I’ve thought a lot about how to measure development outcomes, but never been satisfied with my answers. I think I may have a bit more clarity thanks to a new perspective.

Specifically, I was thinking about how to lead an underperforming team into good practices even if they don’t think their practices have any issues. I’ll recount my discovery process here.

Construx and Clear Standards

I should clarify that I’m not talking about any specific underperforming team. Rather, the Waterfall vs Agile talk by Construx got me thinking about how practices apply to different team compositions.

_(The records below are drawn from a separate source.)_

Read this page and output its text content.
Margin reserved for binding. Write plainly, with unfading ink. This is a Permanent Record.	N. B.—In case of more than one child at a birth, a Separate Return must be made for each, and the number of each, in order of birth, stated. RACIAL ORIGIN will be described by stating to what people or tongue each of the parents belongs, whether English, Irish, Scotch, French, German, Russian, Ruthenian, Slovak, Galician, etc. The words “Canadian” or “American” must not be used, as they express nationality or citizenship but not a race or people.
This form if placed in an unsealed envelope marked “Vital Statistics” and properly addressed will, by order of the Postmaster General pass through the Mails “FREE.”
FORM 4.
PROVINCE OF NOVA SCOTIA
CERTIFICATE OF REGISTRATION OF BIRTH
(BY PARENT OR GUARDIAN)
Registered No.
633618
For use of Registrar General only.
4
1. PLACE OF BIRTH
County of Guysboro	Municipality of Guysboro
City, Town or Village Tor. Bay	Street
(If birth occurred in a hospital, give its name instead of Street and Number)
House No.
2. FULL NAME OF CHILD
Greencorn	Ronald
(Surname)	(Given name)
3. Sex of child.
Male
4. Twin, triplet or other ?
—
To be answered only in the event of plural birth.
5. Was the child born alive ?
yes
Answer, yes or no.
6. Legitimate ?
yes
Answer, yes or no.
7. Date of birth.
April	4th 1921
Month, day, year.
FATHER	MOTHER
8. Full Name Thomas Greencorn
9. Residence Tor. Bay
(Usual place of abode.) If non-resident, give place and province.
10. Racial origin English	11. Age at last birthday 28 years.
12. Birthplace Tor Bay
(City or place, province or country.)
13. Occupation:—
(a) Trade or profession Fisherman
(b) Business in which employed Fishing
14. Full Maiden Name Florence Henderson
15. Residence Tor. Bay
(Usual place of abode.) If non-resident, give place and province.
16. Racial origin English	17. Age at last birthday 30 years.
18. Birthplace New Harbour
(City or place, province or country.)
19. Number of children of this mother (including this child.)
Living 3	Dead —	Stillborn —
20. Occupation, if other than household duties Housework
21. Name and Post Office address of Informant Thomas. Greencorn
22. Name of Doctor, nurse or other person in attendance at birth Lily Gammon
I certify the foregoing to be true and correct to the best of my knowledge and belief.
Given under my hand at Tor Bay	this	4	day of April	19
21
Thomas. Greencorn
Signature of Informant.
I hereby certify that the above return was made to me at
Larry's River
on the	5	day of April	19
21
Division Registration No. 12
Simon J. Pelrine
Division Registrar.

The Construx talk mentions clear standards (specifically a career ladder) as key to lifting up underperforming teams. The standard serves as a clear benchmark that contributors can compare their efforts against.

Standards and Ownership

I’m tracking with their point so far. I’ve spent quite a bit time thinking about career ladders, Architectural Decision Records, process checklists, and similar team standards. But, I’ve also learned through experience that team buy-in is often more critical to success than any particular technique. If the implementers don’t understand the goal, it’s easy to violate the spirit of a technique while following the outer form simply out of obligation. A team that doesn’t feel ownership over a standard is also unlikely to refine standards as their needs change. Stagnant standards quickly become cruft.

However, it’s unreasonable to expect an underperforming team to create a good process standard out of nowhere. They probably wouldn’t be underperforming if the group had a great grasp on process. I could help them refine the process over time, but that can be very intensive and even demoralizing if they don’t start from a decent spot.

So, how could I encourage a team to define and own a decent starting process without dictating it to them?

Perhaps I could give examples. I’m sure everyone can agree that it’s demoralizing and unpleasant to reactively put out fires, even more so when they happen outside normal working hours. Whatever we choose it should strive to limit emergencies that force our hand.

Hmm… that’s not a process standard, that’s a value and an outcome.

Outcome-driven Direction

The way I’ve learned to delegate is to set measurable outcomes and leave the rest to the implementer. Such techniques for management include EOS rocks and OKRs.

The problem is finding the right measures. My flubbed process example got me thinking down a good path.

Minimizing emergencies is a sub-measure of change failure rate, one of four key measures identified by the DevOps Research and Analysis project. The full list is

  • change failure rate
  • time to restore
  • release lead time
  • release frequency

These are good. They describe how quickly, frequently, and reliably a team can release low-defect work. These measures are also backed up by long-term rigorous research.

There’s still some things missing though. There needs to be some kind of user-centric measure that provides insight into the value we deliver. Velocity can be tempting here, but has proven itself a poor measure. Instead, Net Promoter Score has become the standard for user satisfaction.

I’d also like to know how the team feels. Even with great quality, pace, and user satisfaction, the outcome is still bad if the team is unhappy. Well, that has an emerging standard too: Employee Net Promoter Score.

These might not cover all concerns for all teams, but the coverage is surprisingly good. They track employee and user satisfaction and how quickly, frequently, and reliably the team can release low-defect work. Each measure is simple, objective, and well researched. The measures also persist as a guidepost for refining process over time and holding the team accountable for what their standard achieves.

Perhaps when I’ve considered quality measures before I got too mired in details of a specific practices, teams, or systems. I’ll be interested to see this leads. At the least, it’s a good foundation for discussion.